4. What does the name of package "EnterSafe-ZZZZ-XXXX-YYYY" mean?
   "EnterSafe" means ePass product package for NG framework.
   "XXXX" means the version of this package, for example, 1.2b means version 1.2 Beta(This is only for test purpose) and 1.4.0 means release version of 1.4.0.
   "ZZZZ" perhaps is ePass2000(only for ePass2000), ePass1000(only for ePass1000), pboc(only for PBOC token), ePass(only for ePass1000 and ePass2000), full(can be used with ePass1000, ePass2000, and the other known token from Feitian).
   "YYYY" support platform,perhaps is rh8(only for redhat 8),fc2(only for edora Core release 2),deb3.1(only for Debian 3.1).
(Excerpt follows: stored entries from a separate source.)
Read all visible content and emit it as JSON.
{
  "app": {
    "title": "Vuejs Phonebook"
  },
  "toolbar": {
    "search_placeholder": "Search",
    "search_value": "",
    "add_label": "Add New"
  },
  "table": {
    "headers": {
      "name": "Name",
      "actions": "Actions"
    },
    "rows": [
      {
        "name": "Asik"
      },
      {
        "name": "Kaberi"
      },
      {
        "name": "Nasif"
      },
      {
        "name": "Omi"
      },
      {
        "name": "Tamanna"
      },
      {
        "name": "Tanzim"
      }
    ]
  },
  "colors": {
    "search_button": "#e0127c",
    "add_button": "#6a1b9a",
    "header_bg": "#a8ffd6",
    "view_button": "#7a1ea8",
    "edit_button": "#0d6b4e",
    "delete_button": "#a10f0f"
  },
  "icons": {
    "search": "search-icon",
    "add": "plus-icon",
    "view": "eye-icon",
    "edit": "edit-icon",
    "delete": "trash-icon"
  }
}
5. How to uninstall the EnterSafe?
   If you install the EnterSafe with RPM format, it is very simple to uninstall it, just use "rpm -e EnterSafe-ZZZZ".
   If you install it with tarball format, then you can execute the "/usr/local/ngsrv/0CA6344C-3939-4C65-8491-0413E9205810_FT11/uninstall".
   
ngslotd:
======================

1. Can the ngslotd start automaticly when my PC start?
   As our expectation, the ngslotd will start with your machine starting,or you can input the command : '/etc/init.d/ngslotd start' to start it.
   To check the ngslotd, input the command : 'ps ax | grep ngslotd'.
   To kill(stop) ngslotd, input the command: 'kill (PID)' or 'killall ngslotd', here (PID) is the process ID of ngslotd.
   If ngslotd is not running when you start your PC, start them according to Step 3 of <Basic Installations>.

2. When should I reboot my machine?
   After installation (reinstallation) of this package, or some errors has been occured(such as the mozilla application stops with no response), you are recommended to reboot your machine.

3. How many tokens can be attached at the same time?
   Now permission 2 tokens can be attached at the same time.